A negligible number of patients were referred for post exposure prophylaxis and none had hepatitis B vaccine, most however had antibiotics prescribed as prophylaxis for other sexually transmitted infections. The recommendation is that prophylactic treatment for STI and HIV be provided to adolescent sexual assault victims. 15 This is especially important when there is mucosal exposure and in cases of repeated abuse or multiple perpetrators, or if the perpetrator is known to be HIV-positive and also in places with a high prevalence of HIV.14 Only about a quarter of the cases reviewed in this study had any form of counselling. Although there was no specially trained counsellor for CSA in the health facility, none of the patients was referred for professional help. Psychotherapy has been a recognised way of moderating the negative effects of CSA on vic tims.16–17
Although health workers are required to report cases of CSA statutorily this was not always done.18 This may be due to the reluctance for police involvement.
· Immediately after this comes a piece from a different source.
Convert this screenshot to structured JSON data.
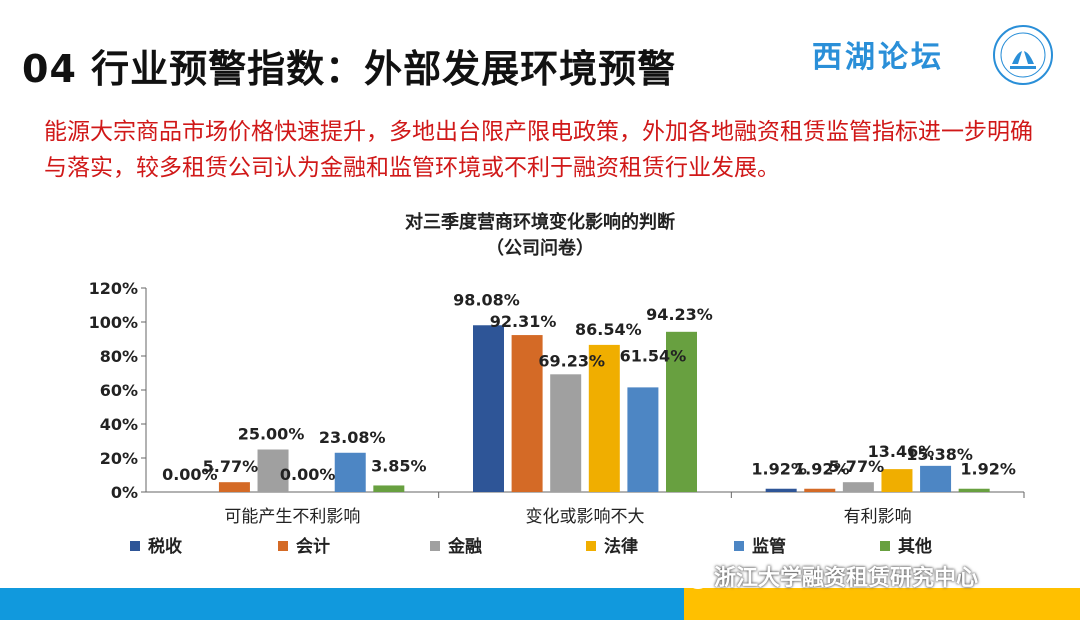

This is might not be unconnected with the difficulties envisaged in seeking redress in sexual assault cases from the Nigerian legal system.19 It may also be due to requests from parents who fear that the unwanted publicity that may ensue may cause more harm than good for their children.20–21
Similar to the findings from a baseline study on improving comprehensive care of sexual assault victim in South Africa9 and other studies from the United states22 the key problems identified in this study were substandard provision of clinical care; poor documentation, and lack of counselling and psychosocial referral. Obstacles were mainly due to provider barriers and patients' delays in seeking care.
There is a still a huge gap between the health care needs of victims of CSA and the medical services provided for victims of CSA. The use of a treatment protocol and additional training for health care providers in the management of CSA victims is encouraged. More research is encouraged in evaluating health care-based interventions for sexual violence survivors, especially studies on CSA, in Nigeria and other African countries.